COVID 19: What can contractors do? Plenty.

Obviously, your top priority is your family and loved ones but as the dust settles, you need to understand these short- and long-term impacts on your business.

The primary impact of the coronavirus is that everyone involved in federal procurement – acquisition professionals, federal contractors, and others – is busy rearranging personal affairs. Making sure you, those you love, and everyone in your community is safe should be the primary concern. But once the dust settles, the short- and long-term impacts on your business will become apparent.

Predictions and Best Guesses

While we can’t predict the full extent of the impact at this time, change is happening. Some best guesses:

  • Procurement delays: Upcoming procurements are slipping to the right, whether that means RFP release or due dates. These delays are due to the government focusing on emergency acquisitions as well as the loss of productivity as employees work and/or recover from illness at home.
  • Travel: Non-essential travel is banned as are large gatherings. The Government cannot host in-person industry days, site visits, information exchanges, orals, and technical challenges.
  • Face-to face meetings: Business development and capture professionals cannot schedule on-site non-essential meetings.
  • Procurement vehicles: Multiple award vehicles will continue to grow in popularity because they are the easiest path to procurement and award. Expect increased procurement activity on GSA Schedules; GWACs like Alliant, OASIS, CIOSP, SEWP; and other best in class (BIC) vehicles as well as existing single agency vehicles such as IDIQs and BPAs.
  • Contract performance: The Government and employers are telling most on-site employees to work from home. Payment processing could also face delays if there are absences in the government workforce.
  • Year-end Push: Expect a year-end selling to peak like never before given there will be a near-term slowdown that will push Federal spending to later in the year.

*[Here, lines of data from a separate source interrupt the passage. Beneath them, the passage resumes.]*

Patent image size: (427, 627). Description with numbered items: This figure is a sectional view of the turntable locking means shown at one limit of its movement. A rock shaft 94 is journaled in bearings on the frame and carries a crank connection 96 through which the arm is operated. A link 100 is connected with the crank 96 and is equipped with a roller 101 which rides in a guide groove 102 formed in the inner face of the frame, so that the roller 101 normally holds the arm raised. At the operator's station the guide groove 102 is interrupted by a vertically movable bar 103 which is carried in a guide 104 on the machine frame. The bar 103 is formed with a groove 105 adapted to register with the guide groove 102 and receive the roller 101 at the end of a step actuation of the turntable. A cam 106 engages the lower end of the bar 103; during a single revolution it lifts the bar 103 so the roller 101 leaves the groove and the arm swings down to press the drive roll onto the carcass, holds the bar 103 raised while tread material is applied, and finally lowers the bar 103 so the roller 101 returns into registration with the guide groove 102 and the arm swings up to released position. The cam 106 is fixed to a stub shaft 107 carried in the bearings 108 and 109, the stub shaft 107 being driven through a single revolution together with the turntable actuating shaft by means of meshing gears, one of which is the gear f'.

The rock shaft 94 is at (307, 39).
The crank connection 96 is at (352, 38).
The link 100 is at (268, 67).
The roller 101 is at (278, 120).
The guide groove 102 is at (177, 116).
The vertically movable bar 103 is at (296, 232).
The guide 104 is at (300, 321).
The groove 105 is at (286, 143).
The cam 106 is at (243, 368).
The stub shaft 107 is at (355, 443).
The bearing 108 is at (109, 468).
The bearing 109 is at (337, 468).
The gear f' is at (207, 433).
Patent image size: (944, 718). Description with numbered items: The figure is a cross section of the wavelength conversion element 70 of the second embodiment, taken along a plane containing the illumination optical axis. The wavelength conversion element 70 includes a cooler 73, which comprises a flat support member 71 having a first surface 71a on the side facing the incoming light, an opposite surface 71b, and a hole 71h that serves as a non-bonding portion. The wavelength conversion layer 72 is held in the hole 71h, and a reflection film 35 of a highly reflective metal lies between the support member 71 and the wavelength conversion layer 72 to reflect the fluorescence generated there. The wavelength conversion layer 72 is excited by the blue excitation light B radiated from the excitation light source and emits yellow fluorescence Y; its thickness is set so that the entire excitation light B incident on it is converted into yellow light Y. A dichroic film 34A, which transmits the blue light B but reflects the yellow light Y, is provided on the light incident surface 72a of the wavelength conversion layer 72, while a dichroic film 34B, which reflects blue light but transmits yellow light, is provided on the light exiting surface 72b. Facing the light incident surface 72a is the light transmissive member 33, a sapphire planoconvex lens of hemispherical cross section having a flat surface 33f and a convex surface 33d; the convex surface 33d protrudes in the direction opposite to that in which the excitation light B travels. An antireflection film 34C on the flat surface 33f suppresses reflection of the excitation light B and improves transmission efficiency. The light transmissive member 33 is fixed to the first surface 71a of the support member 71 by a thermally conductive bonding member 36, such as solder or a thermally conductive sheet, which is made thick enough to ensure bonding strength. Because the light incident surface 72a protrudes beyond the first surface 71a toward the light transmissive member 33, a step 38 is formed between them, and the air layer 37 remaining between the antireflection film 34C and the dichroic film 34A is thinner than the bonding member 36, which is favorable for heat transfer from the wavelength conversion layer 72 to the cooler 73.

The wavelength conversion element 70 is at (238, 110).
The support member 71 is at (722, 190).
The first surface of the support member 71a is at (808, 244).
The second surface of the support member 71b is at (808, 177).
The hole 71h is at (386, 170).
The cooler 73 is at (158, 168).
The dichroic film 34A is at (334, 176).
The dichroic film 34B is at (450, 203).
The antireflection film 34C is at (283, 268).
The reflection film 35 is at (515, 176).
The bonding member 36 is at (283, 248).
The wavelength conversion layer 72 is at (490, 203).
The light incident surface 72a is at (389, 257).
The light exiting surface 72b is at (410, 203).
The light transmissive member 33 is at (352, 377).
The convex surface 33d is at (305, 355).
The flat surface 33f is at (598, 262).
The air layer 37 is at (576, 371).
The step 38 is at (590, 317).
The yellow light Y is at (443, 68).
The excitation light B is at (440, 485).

What Can Federal Contractors Do?

Once employees have settled into the new normal, Federal contractors must take advantage of delays and downtime. First, however, make sure teams have everything needed to work virtually, including home office space with good bandwidth, video-teleconferencing tools, computer headset, and the like. Second, when employees have downtime, encourage them to take advantage of free webinars as well as virtual training opportunities. Third, set up or reinforce existing Standard Operating Procedures (SOPs) for virtual teams to work on capture, solutioning, proposal management, proposal writing and review, and lessons learned.

Some Federal contractors are already quite adept at virtual capture and proposal processes, while others are not. Those who typically work in-person will have a harder time adapting and need to move quickly to establish SOPs to avoid confusion and productivity loss.

Seize the Opportunity

These weeks or months of uncertainty are an opportunity. Get ahead of acquisitions and the end of federal fiscal year push by assessing capture readiness. Hold solutioning sessions focused on identifying discriminating Strengths. Begin to outline, detail and write to each opportunity’s value proposition; hold focused color team reviews and perform proposal recovery; and then, perhaps, put the proposal on the shelf for later.

The current moment is also the perfect opportunity to perfect proposal repositories. Update and improve past performance, resumes and boilerplate. Specifically focus now, while you have time, on improving future past performance ratings as they are very impactful in building wins. Gather and categorize proof points needed for substantiation of discriminating Strengths. Position your company to be more agile in responding to procurements.

Finally, hold those proposal post-mortems and lessons learned meetings that your company postponed in favor of putting out fires on live bids. Post-mortem reviews of both winning and losing bids can identify best approaches for future procurements. Lessons learned reviews can improve processes, tools, templates and repositories. Analysis of Government debriefs enhance proposal quality. Use downtime and delays to make your proposals great.

Stay Positive

As long as your company has the virtual tools, SOPs, and workflows along with experienced facilitators (in-house or consultant), you can use this uncertain time to prepare for future wins. Set a positive tone by focusing on and communicating how to take advantage of delays and downtime. Stay healthy, stay home, and stay alert to opportunity.